2020-11-26

Soberania Alimentar

Por José Miguel Pacheco

A pandemia de COVID-19 veio deixar clara, para além da importância da existência de um Serviço Nacional de Saúde forte, a importância da produção de alimentos e da Soberania Alimentar de um país.

Aquilo que se passou com os equipamentos e material de saúde no início da crise sanitária, que perante uma situação de escassez gerou atitudes de armazenamento, proibição de exportações, quebra de contratos de venda, especulação e falta de solidariedade internacional, deverá fazer-nos pensar sobre o que se poderá passar numa situação de escassez de alimentos à escala global, num país que importa mais de 70% dos alimentos que consome (segundo um recente estudo da Universidade de Aveiro (UA), com a colaboração da Global Footprint Network).

Provavelmente uns dirão que isso será um cenário de um filme, mas também poucos acreditariam no final de 2019 na realidade que vivemos actualmente em 2020 e a verdade é que existem hoje, mais do que em outros momentos, um conjunto de factores que poderão ditar a redução momentânea da produção de alimentos ou simplesmente a falta da sua disponibilidade.

As alterações climáticas são um destes factores, a sua influência na agricultura por via de fenómenos extremos cada vez mais comuns já hoje tem impacto e gera flutuações nos mercados agro-pecuários mundiais.
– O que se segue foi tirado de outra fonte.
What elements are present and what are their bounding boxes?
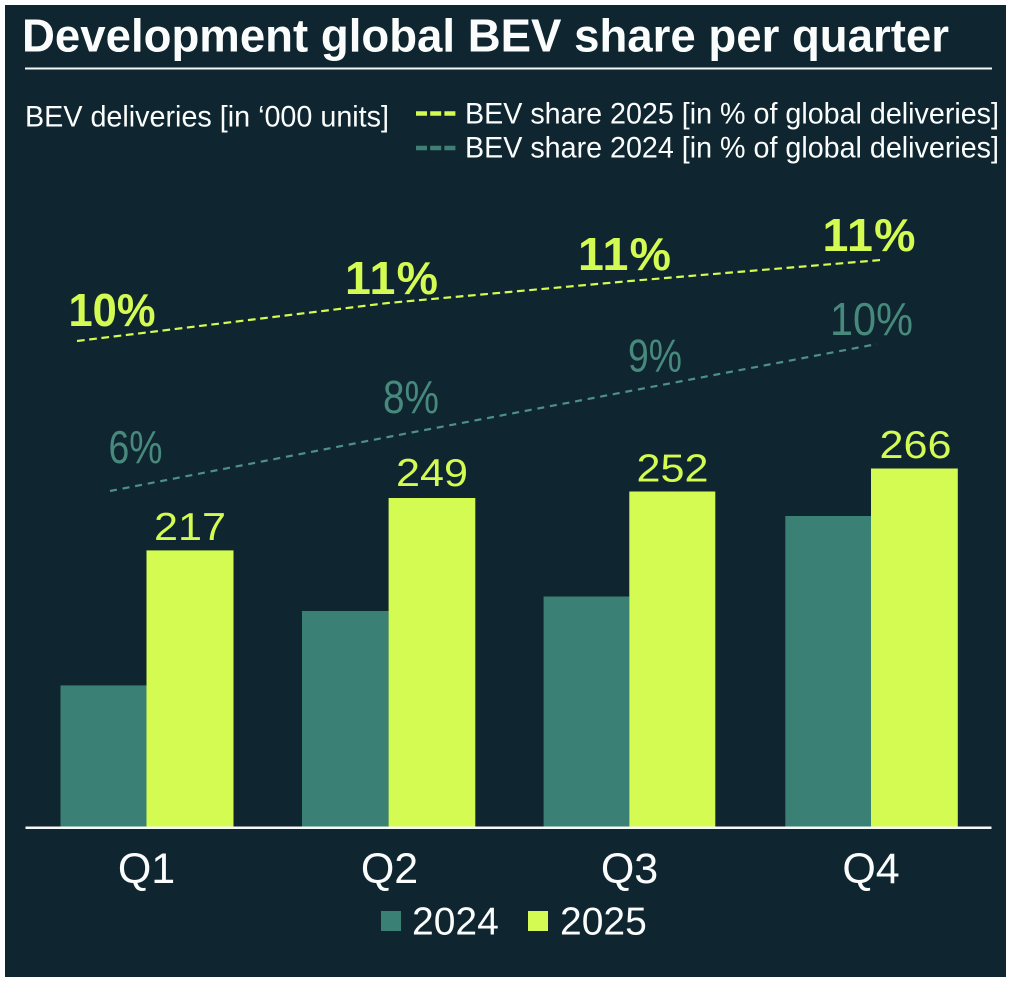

Imaginemos então que efeito poderá ter uma conjugação de fenómenos extremos, num mesmo ano, entre inundações, seca extrema, vagas de calor ou frio, tempestades, em diferentes regiões do mundo e que afectem, por exemplo, algumas das principais regiões produtoras de cereais à escala global.

Por outro lado, tal como as pandemias, problemas de sanidade vegetal ou animal de escala global também fazem parte da história da humanidade, como por exemplo, a do fungo que no século XIX afectou a produção de batata e que se estima que na Irlanda possa ter matado à fome um milhão de pessoas e forçado mais de um milhão a emigrar (tragédia de Doolough) ou do vírus da peste bovina, que também no século XIX matou 90% do gado africano.
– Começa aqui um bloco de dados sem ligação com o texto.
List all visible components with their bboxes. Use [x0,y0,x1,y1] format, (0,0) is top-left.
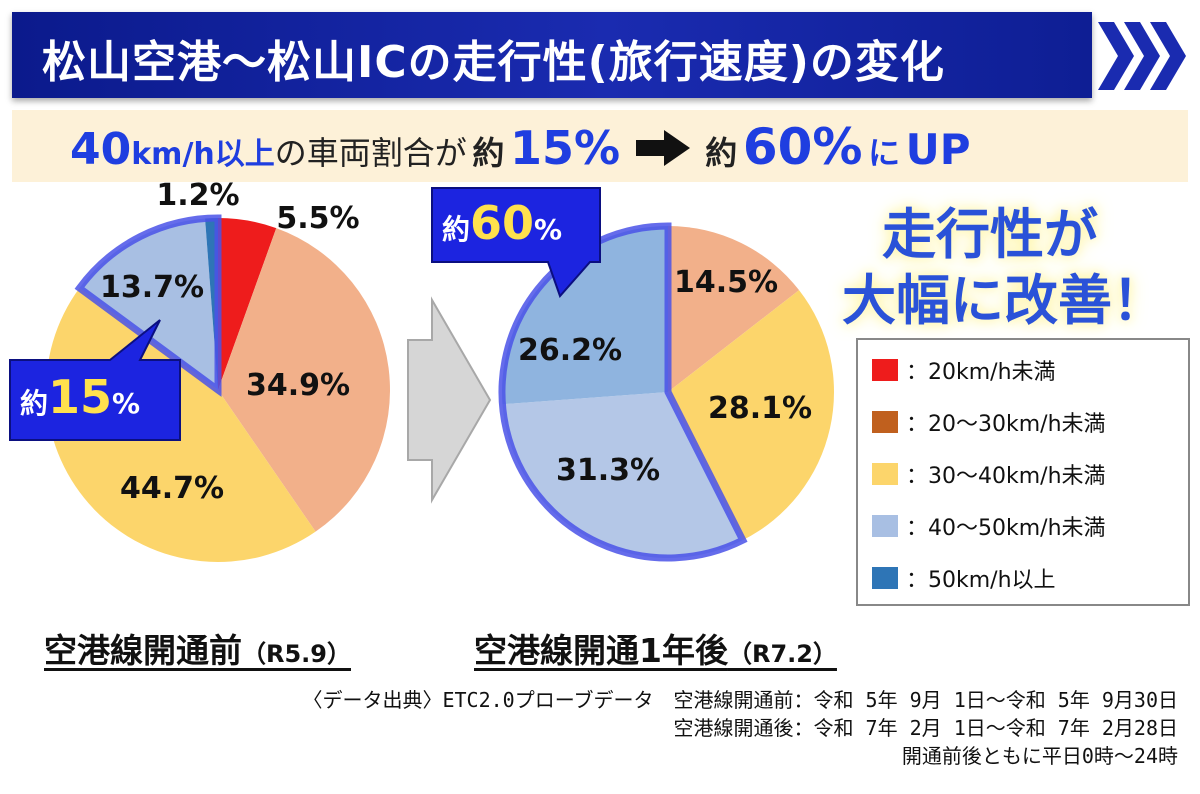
headline-approx-2: 約 [705,134,738,172]
legend-item: ：20～30km/h未満 [872,406,1106,437]
legend-label: ：20～30km/h未満 [906,412,1106,437]
callout-after-box [431,187,601,298]
headline-ni: に [868,134,901,172]
pie-data-label: 28.1% [708,391,812,426]
pie-after: 14.5% 28.1% 31.3% 26.2% [498,222,834,562]
pie-slice [502,226,668,405]
callout-before: 約15% [20,370,140,424]
pie-data-label: 13.7% [100,270,204,305]
callout-before-approx: 約 [20,387,49,420]
headline-value-after: 60% [742,118,863,176]
legend-label: ：20km/h未満 [906,360,1056,385]
legend-item: ：40～50km/h未満 [872,510,1106,541]
label-after-main: 空港線開通1年後 [474,631,728,670]
improvement-message-line1: 走行性が [882,203,1098,266]
pie-slice [218,228,390,532]
callout-before-box [9,319,181,441]
legend-label: ：30～40km/h未満 [906,464,1106,489]
headline-40: 40 [70,124,132,175]
pie-data-label: 1.2% [156,178,239,213]
legend-swatch [872,463,898,485]
callout-after-num: 60 [470,196,535,250]
callout-after-approx: 約 [442,213,471,246]
pie-data-label: 44.7% [120,471,224,506]
callout-after: 約60% [442,196,562,250]
pie-slice [79,218,218,390]
legend-label: ：40～50km/h未満 [906,516,1106,541]
callout-before-pct: % [112,387,141,420]
page-title: 松山空港～松山ICの走行性(旅行速度)の変化 [42,37,945,88]
arrow-right-icon [635,130,690,166]
pie-slice [218,218,277,390]
pie-data-label: 31.3% [556,453,660,488]
pie-data-label: 5.5% [276,201,359,236]
source-note-line2: 空港線開通後：令和 7年 2月 1日～令和 7年 2月28日 [673,716,1179,740]
headline-up: UP [905,125,971,174]
chevron-right-icon [1098,22,1186,90]
headline-kmh: km/h以上 [131,137,275,172]
title-banner: 松山空港～松山ICの走行性(旅行速度)の変化 [12,12,1092,98]
summary-band [12,110,1188,182]
legend-swatch [872,515,898,537]
legend-swatch [872,411,898,433]
highlight-outline [74,214,222,397]
summary-headline: 40km/h以上の車両割合が 約 15% 約 60% に UP [70,118,971,176]
label-before: 空港線開通前（R5.9） [44,624,351,672]
headline-approx-1: 約 [472,134,505,172]
pie-data-label: 34.9% [246,368,350,403]
legend-swatch [872,567,898,589]
pie-slice [668,226,800,392]
pie-data-label: 14.5% [674,265,778,300]
label-before-date: （R5.9） [242,640,351,668]
legend-item: ：50km/h以上 [872,562,1056,593]
label-after: 空港線開通1年後（R7.2） [474,624,837,672]
legend: ：20km/h未満 ：20～30km/h未満 ：30～40km/h未満 ：40～… [856,338,1190,606]
pie-data-label: 26.2% [518,333,622,368]
legend-label: ：50km/h以上 [906,568,1056,593]
pie-slice [668,290,834,541]
headline-text: の車両割合が [274,134,467,172]
transition-arrow [407,296,492,504]
label-after-date: （R7.2） [727,640,837,668]
improvement-message-line2: 大幅に改善！ [842,269,1166,332]
legend-swatch [872,359,898,381]
source-note-line3: 開通前後ともに平日0時～24時 [901,744,1178,768]
source-note-line1: 〈データ出典〉ETC2.0プローブデータ 空港線開通前：令和 5年 9月 1日～… [302,688,1178,712]
legend-item: ：20km/h未満 [872,354,1056,385]
label-before-main: 空港線開通前 [44,631,242,670]
legend-item: ：30～40km/h未満 [872,458,1106,489]
callout-after-pct: % [534,213,563,246]
callout-before-num: 15 [48,370,113,424]
headline-value-before: 15% [509,121,621,175]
Para os mais atentos, está claro que já hoje assistimos a um ritmo preocupante ao surgimento de novos problemas de doenças e pragas que afectam as nossas produções, o que pode estar relacionado com as alterações climáticas mas também ser fruto da aplicação de pesticidas, antibióticos e outros produtos, numa agricultura cada vez mais industrializada e massificada, que, também pela via da redução da própria biodiversidade agrícola e alimentar, nos faz estar mais sujeitos ao impacto de um problema de sanidade vegetal ou animal à escala global que possa surgir.

Mas não só do clima e das doenças a nossa segurança alimentar poderá estar comprometida. Bem mais perto da nossa memória está a crise alimentar de 2007/2008, motivada em grande parte por decisões políticas como a de desviar parte da produção de cereais e oleaginosas para a produção de combustíveis, conjugada pela especulação gerada pela transferência de fundos de investimento do sistema financeiro para as chamadas commodities agropecuárias.

A verdade é que as actuais políticas nacionais seguem indiferentes a tudo isto, continuamos com uma política agrícola em que apenas se valoriza quem tem dimensão e capacidade exportadora, desprezando quem alimenta o mercado nacional. Exemplo disso é a recente “Agenda de Inovação para a Agricultura” para a próxima década, apresentada pela Sr.ª Ministra da Agricultura e onde se diz claramente que os produtores para quem se destina a referida agenda são tão e somente aqueles que sejam “inovadores e competitivos à escala global”, ou seja, quem produz para alimentar o mercado local, regional ou nacional, não é prioridade no contexto desta agenda.

Logicamente falar de Soberania Alimentar não é só falar de segurança alimentar, é dar a relevância ao tema da alimentação que ele merece e não o tratar como mais um conjunto de bens transacionáveis no mercado global, é colocar as políticas públicas, comerciais, alimentares e agrícolas ao serviço das pessoas e dos modelos de produção, como o modelo agroecológico, capazes de dar respostas aos desafios ambientais, territoriais e sociais com que nos enfrentamos actualmente.

Quase 25 anos depois de lançado pela Via Campesina Internacional na Conferência Mundial da Alimentação, que teve lugar em 1996, em Roma, o conceito de Soberania Alimentar é hoje mais actual do que nunca.